For Triumph enthusiasts, the highlight of the event had to be seeing not just one, but two rare and exquisite Italias, including Ian Tomlinson's which won the Peter Lewis Trophy for the car visitors would most like to take home, as voted for by the public.
Ian's Italia also ran the hill, as did Ian Smith's 1954 long-door TR2, Roger Chamberlain's 1968 TR5 PI, and Dave Broomhead's TR6, along with well-known club member Ian Cornish in his equally well-known Triumph Works Rally TR4, 4VC, which he has owned since 1969.
Nowadays, of course, the hill run is a non-competitive, un-timed event, but Ian relayed the Chief Marshal's compulsory briefing as follows, "We are subject to the provisions of the Road Traffic Act, which means a 60 mph speed limit. However, from the bottom of the hill, I am unable to see our speedometers, and I am aware that speedos often exaggerate a car's performance! The important thing is that we don't do anything silly, we obey the signals given by the marshals, and we remain on the tarmac."
For modern cars and motorcycles, Kop Hill's gradient is not particularly challenging, but many of the older vehicles have to drop down through the gears in order to achieve the summit.
Ian Cornish talked me through how he drives the hill, "I leave the line using 5000 rpm in 1st, 2nd, overdrive 2nd and then 3rd, which means that the car is doing about 72 mph by the time I enter the shade of the trees, a couple of wiggles and the steepest part of the climb. I don't find that transition into the shade easy as there's no white line down the centre of the road, so I tend to ease the accelerator a fraction, then ram it down hard, still in 3rd, as the trees thin and I head for the brow. As I crest that, the final marshal post appears on the right, the chequered flag is waving and so it's throttle off and brake gently for the approaching T-junction. Having an overdrive which engages immediately at 5000 rpm helps greatly, as it means just a single gear shift until some 60 mph, when I'm into 3rd."

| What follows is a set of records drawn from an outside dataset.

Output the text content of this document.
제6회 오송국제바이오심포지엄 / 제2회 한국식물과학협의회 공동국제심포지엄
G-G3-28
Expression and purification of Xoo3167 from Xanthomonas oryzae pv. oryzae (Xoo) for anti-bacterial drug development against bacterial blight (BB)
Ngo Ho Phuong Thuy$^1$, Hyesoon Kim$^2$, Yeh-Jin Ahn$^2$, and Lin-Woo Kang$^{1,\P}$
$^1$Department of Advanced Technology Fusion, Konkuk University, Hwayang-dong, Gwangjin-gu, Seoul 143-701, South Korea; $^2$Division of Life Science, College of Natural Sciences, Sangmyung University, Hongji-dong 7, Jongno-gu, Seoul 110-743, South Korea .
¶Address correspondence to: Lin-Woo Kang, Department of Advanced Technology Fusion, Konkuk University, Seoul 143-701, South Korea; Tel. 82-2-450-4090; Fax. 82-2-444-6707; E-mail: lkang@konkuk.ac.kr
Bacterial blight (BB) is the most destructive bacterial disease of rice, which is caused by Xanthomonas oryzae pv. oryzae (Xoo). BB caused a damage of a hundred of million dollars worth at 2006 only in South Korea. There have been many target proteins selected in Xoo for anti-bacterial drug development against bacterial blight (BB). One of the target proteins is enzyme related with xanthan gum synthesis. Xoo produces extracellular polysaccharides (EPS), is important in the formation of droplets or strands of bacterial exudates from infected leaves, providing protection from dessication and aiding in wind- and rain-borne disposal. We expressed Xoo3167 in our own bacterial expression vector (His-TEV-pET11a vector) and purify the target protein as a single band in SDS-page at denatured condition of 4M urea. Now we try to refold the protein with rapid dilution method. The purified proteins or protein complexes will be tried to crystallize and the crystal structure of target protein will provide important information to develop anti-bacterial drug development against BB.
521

All in all, the Kop Hill climb is a fabulous event for enthusiasts who prefer to see (and hear) cars in action, rather than just as part of a static display. No date has yet been set for the 2016 event, but as soon as it is I'll be booking my tickets. For more information about the event, visit: http://www.kophillclimb.org.uk
Author: Darren Cummings, TR5 owner and TR Register member.
Kop Hill Facts
- Over £240,000 has been raised for local charities since the revival started seven years ago
- Over 400 historic cars and motorcycles can be seen at the event.
- Kop Hill is one of the oldest Hillclimb venues in England with the first recorded races taking place in 1910.